Penther's termite feeding spider
- Conservation status: Least Concern (SANBI Red List)

Scientific classification
- Kingdom: Animalia
- Phylum: Arthropoda
- Subphylum: Chelicerata
- Class: Arachnida
- Order: Araneae
- Infraorder: Araneomorphae
- Family: Gnaphosidae
- Genus: Ammoxenus
- Species: A. pentheri
- Binomial name: Ammoxenus pentheri Simon, 1897

= Ammoxenus pentheri =

- Authority: Simon, 1897
- Conservation status: LC

Species of spider

Ammoxenus pentheri is a species of spider in the family Gnaphosidae. It is found in southern Africa and is known as Penther's termite feeding spider.

==Etymology==
The species is named after Arnold Penther, an Austrian naturalist and collector who gathered specimens in southern Africa.

==Distribution==
A. pentheri is found in Botswana and South Africa. In South Africa, it is recorded from four provinces: Eastern Cape, KwaZulu-Natal, Northern Cape, and Western Cape.

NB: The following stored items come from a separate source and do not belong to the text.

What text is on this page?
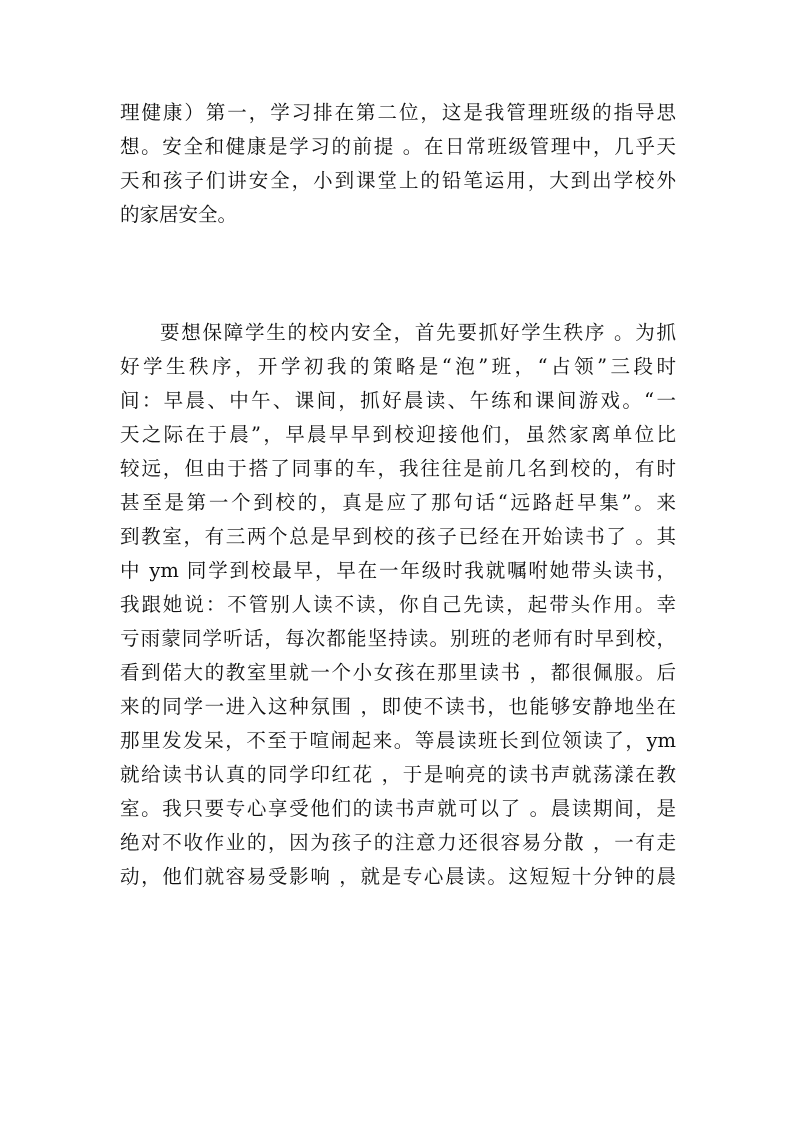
理健康）第一，学习排在第二位，这是我管理班级的指导思
想。安全和健康是学习的前提 。在日常班级管理中，几乎天
天和孩子们讲安全，小到课堂上的铅笔运用，大到出学校外
的家居安全。
要想保障学生的校内安全，首先要抓好学生秩序 。为抓
好学生秩序，开学初我的策略是“泡”班，“占领”三段时
间：早晨、中午、课间，抓好晨读、午练和课间游戏。“一
天之际在于晨”，早晨早早到校迎接他们，虽然家离单位比
较远，但由于搭了同事的车，我往往是前几名到校的，有时
甚至是第一个到校的，真是应了那句话“远路赶早集”。来
到教室，有三两个总是早到校的孩子已经在开始读书了 。其
中 ym 同学到校最早，早在一年级时我就嘱咐她带头读书，
我跟她说：不管别人读不读，你自己先读，起带头作用。幸
亏雨蒙同学听话，每次都能坚持读。别班的老师有时早到校，
看到偌大的教室里就一个小女孩在那里读书 ，都很佩服。后
来的同学一进入这种氛围 ，即使不读书，也能够安静地坐在
那里发发呆，不至于喧闹起来。等晨读班长到位领读了，ym
就给读书认真的同学印红花 ，于是响亮的读书声就荡漾在教
室。我只要专心享受他们的读书声就可以了 。晨读期间，是
绝对不收作业的，因为孩子的注意力还很容易分散 ，一有走
动，他们就容易受影响 ，就是专心晨读。这短短十分钟的晨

The species occurs at elevations from 63 to 1,799 meters above sea level.

==Habitat and ecology==
This free-running ground spider lives in sand mounds left by termites and is very fast-moving. When disturbed, individuals dive head-first into sand. They are specialist predators of harvester termites and are found in areas where these termites are active. The species has been recorded from Fynbos, Grassland, Savanna, Succulent Karoo, and Thicket biomes.

==Description==

A. pentheri exhibits the characteristic morphology of Ammoxenus species. Both males and females are known for this species.

==Conservation status==
The species is listed as Least Concern due to its wide geographical range and absence of known threats. It is protected in six protected areas, including three national parks: Mountain Zebra National Park, Addo Elephant National Park, and Karoo National Park, as well as the Swartberg Nature Reserve.